September 17–19, 2021
Presented by KALEIDOSCOPE on the 40th anniversary of Debbie Harry’s debut solo album KooKoo (1981), this book and exhibition collect a rarely seen and unpublished body of photographs by Chris Stein (American, b. 1950), capturing the alchemy of the collaboration between artist H.R. Giger and the Blondie frontwoman and lead vocalist. Largely taken on the nightmarish sets designed by Giger while working on the cover art and video clips for the album, these photographs by Stein—Blondie’s co-founder and guitarist and Harry’s lifelong creative partner—provide unprecedented access to Giger’s charismatic presence and creative process, which unfolded across a wide array of mediums including airbrush painting, sculpture, scenography, concept design, and performance.
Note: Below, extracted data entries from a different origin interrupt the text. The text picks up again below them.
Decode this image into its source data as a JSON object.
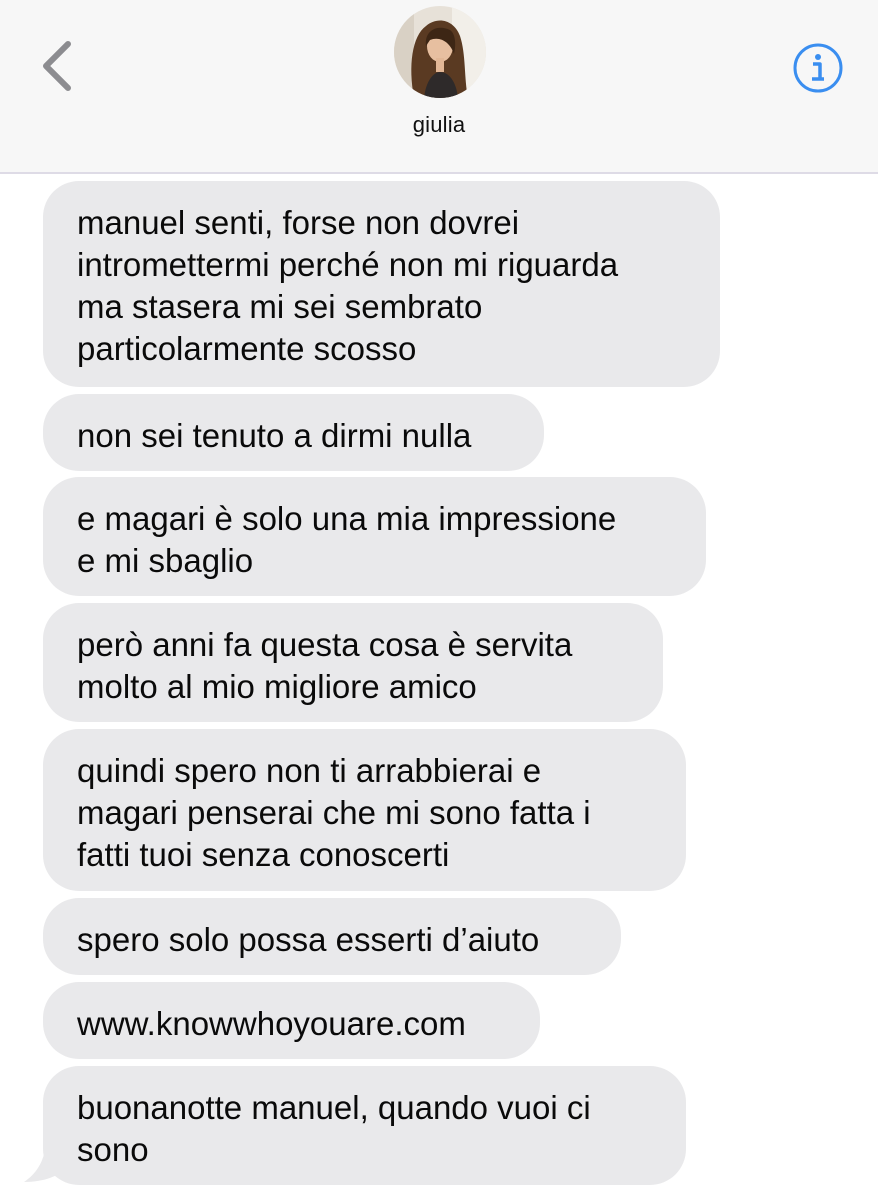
{
  "header": {
    "contact_name": "giulia",
    "back_icon": "chevron-left-icon",
    "info_icon": "info-icon",
    "accent_color": "#3a8ef0"
  },
  "messages": [
    {
      "text": "manuel senti, forse non dovrei\nintromettermi perché non mi riguarda\nma stasera mi sei sembrato\nparticolarmente scosso"
    },
    {
      "text": "non sei tenuto a dirmi nulla"
    },
    {
      "text": "e magari è solo una mia impressione\ne mi sbaglio"
    },
    {
      "text": "però anni fa questa cosa è servita\nmolto al mio migliore amico"
    },
    {
      "text": "quindi spero non ti arrabbierai e\nmagari penserai che mi sono fatta i\nfatti tuoi senza conoscerti"
    },
    {
      "text": "spero solo possa esserti d’aiuto"
    },
    {
      "text": "www.knowwhoyouare.com"
    },
    {
      "text": "buonanotte manuel, quando vuoi ci\nsono"
    }
  ],
  "bubble_color": "#e9e9eb",
  "header_bg": "#f7f7f7"
}
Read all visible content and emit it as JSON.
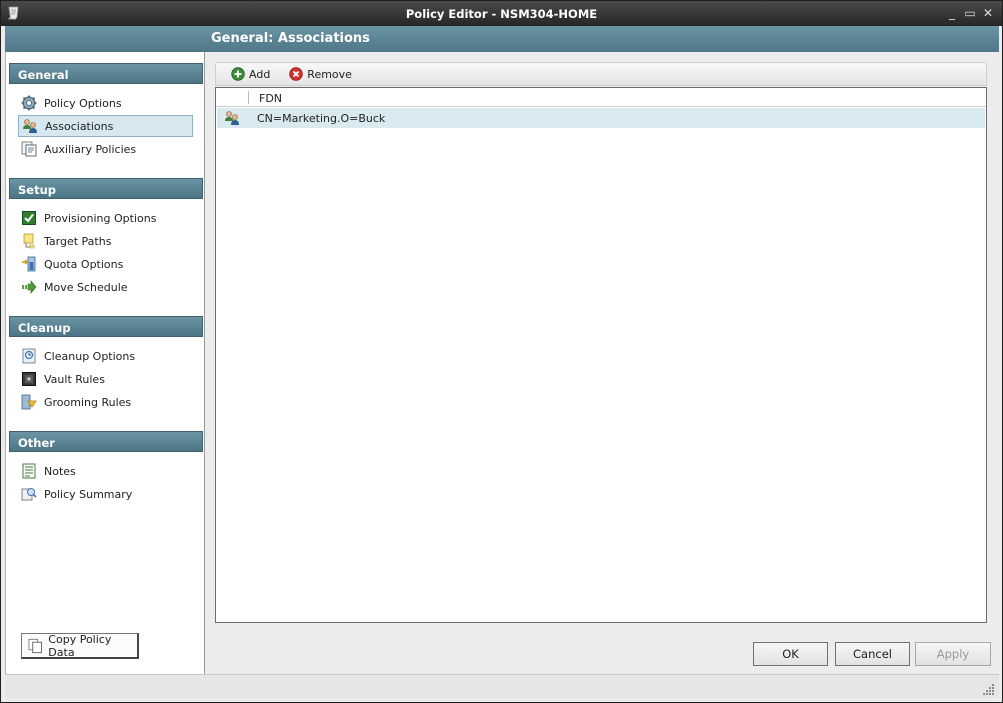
{
  "window": {
    "title": "Policy Editor - NSM304-HOME",
    "minimize_glyph": "_",
    "maximize_glyph": "▭",
    "close_glyph": "✕"
  },
  "page_title": "General: Associations",
  "sidebar": {
    "sections": [
      {
        "title": "General",
        "items": [
          {
            "label": "Policy Options",
            "icon": "gear-icon"
          },
          {
            "label": "Associations",
            "icon": "users-icon",
            "selected": true
          },
          {
            "label": "Auxiliary Policies",
            "icon": "auxiliary-policies-icon"
          }
        ]
      },
      {
        "title": "Setup",
        "items": [
          {
            "label": "Provisioning Options",
            "icon": "checkbox-icon"
          },
          {
            "label": "Target Paths",
            "icon": "folder-path-icon"
          },
          {
            "label": "Quota Options",
            "icon": "quota-icon"
          },
          {
            "label": "Move Schedule",
            "icon": "arrow-right-icon"
          }
        ]
      },
      {
        "title": "Cleanup",
        "items": [
          {
            "label": "Cleanup Options",
            "icon": "cleanup-icon"
          },
          {
            "label": "Vault Rules",
            "icon": "vault-icon"
          },
          {
            "label": "Grooming Rules",
            "icon": "grooming-icon"
          }
        ]
      },
      {
        "title": "Other",
        "items": [
          {
            "label": "Notes",
            "icon": "notes-icon"
          },
          {
            "label": "Policy Summary",
            "icon": "summary-icon"
          }
        ]
      }
    ],
    "copy_button": "Copy Policy Data"
  },
  "toolbar": {
    "add_label": "Add",
    "remove_label": "Remove"
  },
  "list": {
    "column_header": "FDN",
    "rows": [
      {
        "value": "CN=Marketing.O=Buck",
        "icon": "group-icon"
      }
    ]
  },
  "buttons": {
    "ok": "OK",
    "cancel": "Cancel",
    "apply": "Apply"
  },
  "colors": {
    "accent": "#5b8696",
    "selected_row": "#d8e9f0",
    "titlebar": "#2e2e2e"
  }
}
The book, designed by Swiss-based art direction firm Kasper-Florio with Samuel Bänziger and featuring a foreword by Alessio Ascari and an essay by Stephanie LaCava, will launch in Berlin with an exhibition at Reference Studios, on view September 17–19. As LaCava writes in her essay, “Stein’s photos are essential to Giger’s legacy as an artist, and less so as evidence of celebrity friends. These images secure Giger as the maker of proto-special effects, by showing that they are not special effects at all. These are real objects, props and stylings, not animation, files, or digital ledgers. Giger would further this by acting out the physicality of old school illusion with the sarcophagus, his rabbit in the hat. The story is part of the performance.”
Chris Stein (American, b. 1950) is a photographer, co-founder and guitarist of the legendary rock band Blondie. In 2014, his photographs about the ‘70s and ‘80s New York rock scene were published by Rizzoli in the book Negative: Me, Blondie, and the Advent of Punk. Hans Ruedi Giger (1940–2014) was a Swiss surrealist painter, sculptor, and set designer known for his biomechanical creatures, extraterrestrial landscapes, and disturbing sexual machines. In a career that spanned more than five decades, he employed a staggering variety of media, including furniture, movie props, prints, paintings and sculptures, often creating exhibition displays and total environments with the immersive quality of a wunderkammer—including, most notably, the H.R. Giger Museum in Gruyères, Switzerland. In 1979, his concept design for Ridley Scott’s Alien won an Academy Award for Best Achievement in Visual Effects and catapulted his daunting vision of death and futurism to fame.